VIENNA (Reuters) - Arab states are expected to target Israel over its assumed atomic arsenal at a U.N. nuclear agency meeting next month, despite Western concerns this may undermine broader steps to ban such weapons in the Middle East.
It is unclear whether the International Atomic Energy Agency’s annual member state gathering would back the move after it last year narrowly rejected an Arab resolution calling on Israel to join a global anti-nuclear weapons treaty.
As in the run-up to the IAEA’s General Conference in 2010, the United States and other Western countries are trying to persuade Arab members of the Vienna-based agency not to put forward a similar text singling out the Jewish state.
“I think they (Arab governments) regard it as a matter of principle even if it is defeated. I would be surprised if it won this year,” one European diplomat said.
Last year, U.S. officials warned that zeroing in on Israel, widely believed to be the region’s only nuclear power, could jeopardise an Egyptian-proposed conference in 2012 to discuss creating a Middle East free of weapons of mass destruction.

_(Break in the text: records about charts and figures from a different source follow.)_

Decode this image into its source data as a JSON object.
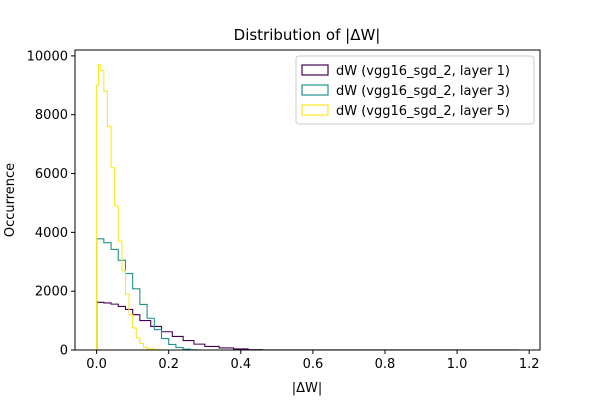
{
  "chart_data": {
    "type": "histogram-step",
    "title": "Distribution of |ΔW|",
    "xlabel": "|ΔW|",
    "ylabel": "Occurrence",
    "xlim": [
      -0.06,
      1.23
    ],
    "ylim": [
      0,
      10200
    ],
    "xticks": [
      0.0,
      0.2,
      0.4,
      0.6,
      0.8,
      1.0,
      1.2
    ],
    "xtick_labels": [
      "0.0",
      "0.2",
      "0.4",
      "0.6",
      "0.8",
      "1.0",
      "1.2"
    ],
    "yticks": [
      0,
      2000,
      4000,
      6000,
      8000,
      10000
    ],
    "ytick_labels": [
      "0",
      "2000",
      "4000",
      "6000",
      "8000",
      "10000"
    ],
    "legend_position": "top-right",
    "series": [
      {
        "name": "dW (vgg16_sgd_2, layer 1)",
        "color": "#440154",
        "points": [
          [
            0.0,
            0
          ],
          [
            0.0,
            1620
          ],
          [
            0.02,
            1600
          ],
          [
            0.04,
            1560
          ],
          [
            0.06,
            1480
          ],
          [
            0.08,
            1380
          ],
          [
            0.1,
            1200
          ],
          [
            0.12,
            1000
          ],
          [
            0.15,
            800
          ],
          [
            0.18,
            620
          ],
          [
            0.21,
            460
          ],
          [
            0.24,
            320
          ],
          [
            0.27,
            200
          ],
          [
            0.3,
            120
          ],
          [
            0.34,
            70
          ],
          [
            0.38,
            35
          ],
          [
            0.42,
            12
          ],
          [
            0.46,
            4
          ],
          [
            1.17,
            0
          ]
        ]
      },
      {
        "name": "dW (vgg16_sgd_2, layer 3)",
        "color": "#21918c",
        "points": [
          [
            0.0,
            0
          ],
          [
            0.0,
            3780
          ],
          [
            0.02,
            3650
          ],
          [
            0.04,
            3420
          ],
          [
            0.06,
            3050
          ],
          [
            0.08,
            2600
          ],
          [
            0.1,
            2080
          ],
          [
            0.12,
            1550
          ],
          [
            0.14,
            1080
          ],
          [
            0.16,
            690
          ],
          [
            0.18,
            390
          ],
          [
            0.2,
            190
          ],
          [
            0.22,
            85
          ],
          [
            0.24,
            30
          ],
          [
            0.26,
            8
          ],
          [
            0.28,
            0
          ]
        ]
      },
      {
        "name": "dW (vgg16_sgd_2, layer 5)",
        "color": "#fde725",
        "points": [
          [
            0.0,
            0
          ],
          [
            0.0,
            9000
          ],
          [
            0.005,
            9700
          ],
          [
            0.01,
            9500
          ],
          [
            0.02,
            8800
          ],
          [
            0.03,
            7600
          ],
          [
            0.04,
            6200
          ],
          [
            0.05,
            4900
          ],
          [
            0.06,
            3700
          ],
          [
            0.07,
            2700
          ],
          [
            0.08,
            1900
          ],
          [
            0.09,
            1200
          ],
          [
            0.1,
            750
          ],
          [
            0.11,
            420
          ],
          [
            0.12,
            220
          ],
          [
            0.13,
            100
          ],
          [
            0.14,
            40
          ],
          [
            0.16,
            10
          ],
          [
            0.18,
            0
          ]
        ]
      }
    ]
  }
}
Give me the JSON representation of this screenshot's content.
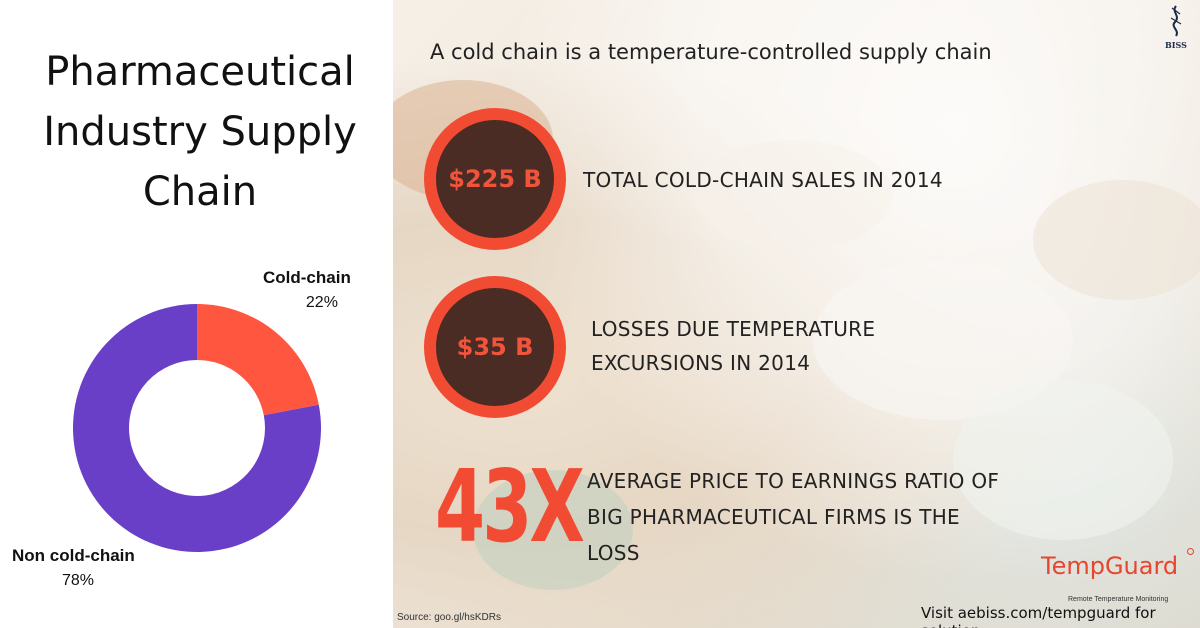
{
  "title": "Pharmaceutical Industry Supply Chain",
  "subtitle": "A cold chain is a temperature-controlled supply chain",
  "stats": [
    {
      "value": "$225 B",
      "text": "TOTAL COLD-CHAIN SALES IN 2014"
    },
    {
      "value": "$35 B",
      "text": "LOSSES DUE TEMPERATURE EXCURSIONS IN 2014"
    },
    {
      "value": "43X",
      "text": "AVERAGE PRICE TO EARNINGS RATIO OF BIG PHARMACEUTICAL FIRMS IS THE LOSS"
    }
  ],
  "source": "Source: goo.gl/hsKDRs",
  "brand": {
    "name": "TempGuard",
    "tagline": "Remote Temperature Monitoring",
    "cta": "Visit aebiss.com/tempguard for solution"
  },
  "logo_text": "BISS",
  "colors": {
    "accent": "#f24b33",
    "circle_fill": "#4a2c24",
    "cold_chain": "#ff5640",
    "non_cold_chain": "#6a3fc8"
  },
  "chart_data": {
    "type": "pie",
    "variant": "donut",
    "slices": [
      {
        "label": "Cold-chain",
        "value": 22,
        "value_label": "22%",
        "color": "#ff5640"
      },
      {
        "label": "Non cold-chain",
        "value": 78,
        "value_label": "78%",
        "color": "#6a3fc8"
      }
    ]
  }
}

It may also cast a shadow over plans by IAEA Director General Yukiya Amano to invite both Israel and Arab states to a forum later this year to debate the experience of other regions where nuclear-weapons-free zones have been established.
Vienna-based diplomats said they believed Israel may attend those discussions, expected to be held in November in Vienna and seen as a way to help build confidence.
But any resolution aimed against the country at the September 19-23 conference of the IAEA’s 151 member states could harm prospects for the forum, they said.
Israel has never confirmed or denied having atom bombs under a policy of ambiguity to deter numerically superior foes. It is the only country in the region outside the nuclear Non-Proliferation Treaty (NPT).
Arab states backed by Iran say this poses a threat to peace and stability. They want Israel to subject all its atomic facilities to IAEA monitoring.
Israel says it would only join the pact if there is a comprehensive Middle East peace. If it signed the NPT, Israel would have to renounce nuclear weaponry.
The United States and Israel regard Iran as the Middle East’s main proliferation threat. Tehran says its nuclear programme is for power generation purposes only.
In 2009, IAEA member states approved in a close vote an Arab-proposed resolution expressing concern at “Israel’s Nuclear Capabilities.”
Brought up again last year, the symbolically important, although non-binding, resolution was defeated at the conference after a bruising diplomatic battle. But Arab states have already served notice they will try again this year.
“It is the same thing as last year ... they will table a resolution, the question is whether they will bring it to a vote,” one senior Western diplomat said.
In a request for the issue to be included in the agenda, the 17-nation Arab group said the IAEA’s General Conference “must take appropriate measures to ensure that Israel places all its nuclear installations under Agency safeguards and accedes to the Treaty on the Non-Proliferation of Nuclear Weapons.”